The eccentric features of Bel Powley, who plays Minnie, give her a cartoon quality. Alexander Skarsgård is Monroe, the loafer-boyfriend of Minnie’s self-styled bohemian mother Charlotte (Kirsten Wiig) and the man with whom Minnie has her first sexual experiences. Skarsgård is both tall and handsome to such an improbable extent that he can easily function as a fantasy figure; his and Powley’s naturalistic acting contrasts effectively with their emblematic looks. As its title indicates, Phoebe Gloeckner’s novel is a combination of text and image. Heller reflects this duality well enough: the dramatised action is, in effect, the pictures and Minnie’s narrative – the diary she creates in the form of tape recordings – the words. Minnie’s aspirations to becoming a comic book author and illustrator also give Marielle Heller a pretext for the animated art work that repeatedly pops up on the screen. At the start, the animation has wit and charm but it comes to seem decorative rather than integral – an increasingly spurious attempt to make Minnie’s adolescence distinctive, as well as to lighten what is, as that quote above suggests, a pretty grim story.
The first part works well. Minnie, eager to lose her virginity, thinks that she’s overweight and unattractive. It’s comical that a fifteen-year-old girl with her self-image should fantasise about Monroe – a man old enough to be her father but hot enough to make Minnie’s mother feel younger. Because you take to Bel Powley, who develops considerable emotional range over the course of the film, you can’t help being pleased that Minnie’s fantasy quickly becomes reality.

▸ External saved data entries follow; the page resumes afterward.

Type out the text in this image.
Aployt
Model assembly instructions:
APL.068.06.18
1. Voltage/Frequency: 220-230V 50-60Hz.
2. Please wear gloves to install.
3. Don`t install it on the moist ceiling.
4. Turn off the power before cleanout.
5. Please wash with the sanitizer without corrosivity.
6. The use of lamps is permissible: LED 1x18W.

As soon as it does, however, your own sense of reality kicks in. For anyone who last saw Alexander Skarsgård (as I did) in What Maisie Knew (2012), his role in Diary of a Teenage Girl is startling. I described his character in that earlier film as ‘a dream father and a big brother’ to Maisie, a little girl in need of both. This association makes Skarsgård in Teenage Girl more disturbing as a man who exploits the desires of an underage girl. What’s more, his integrity as an actor means that he resists the temptation to make Monroe nothing but a nasty sexual predator – he’s more complex than that label suggests.
Although her character is relatively thin, Kirsten Wiig is very funny – especially in the pep talk that Charlotte, unaware of what’s going on between Minnie and Monroe, gives her daughter, urging her to be more sexually self-promoting. Wiig is then appallingly funny when, after Charlotte finds out about the relationship from playing one of Minnie’s tapes, she decides that Monroe should marry her child. The main cast is strong throughout. Christopher Meloni is witty as Minnie’s pompous academic stepfather (her biological father was a short-lived relationship during Charlotte’s hippy heyday). All the other youngsters do well: Austin Lyon as a boy of Minnie’s own age who fancies her but then finds her sexual appetite too much for him; Madeleine Waters as her friend Kimmie; and Abby Wait as her half-sister Gretel.
The Diary of a Teenage Girl is very different from Céline Sciamma’s Girlhood in style, tone, and ethnic and geographical contexts. Yet there is a kind of correspondence in the narrative structure and conclusion of the two films. The heroine eventually resists various other influences, users and abusers to become her own person. Unlike her politically opinionated, superficially feminist mother, Minnie finds that she doesn’t need a man, although she doesn’t decide on being gay either. The only woman she does need is a creative role model – the real-life underground comics artist Aline Kominsky, who inspires (and encourages) Minnie’s work.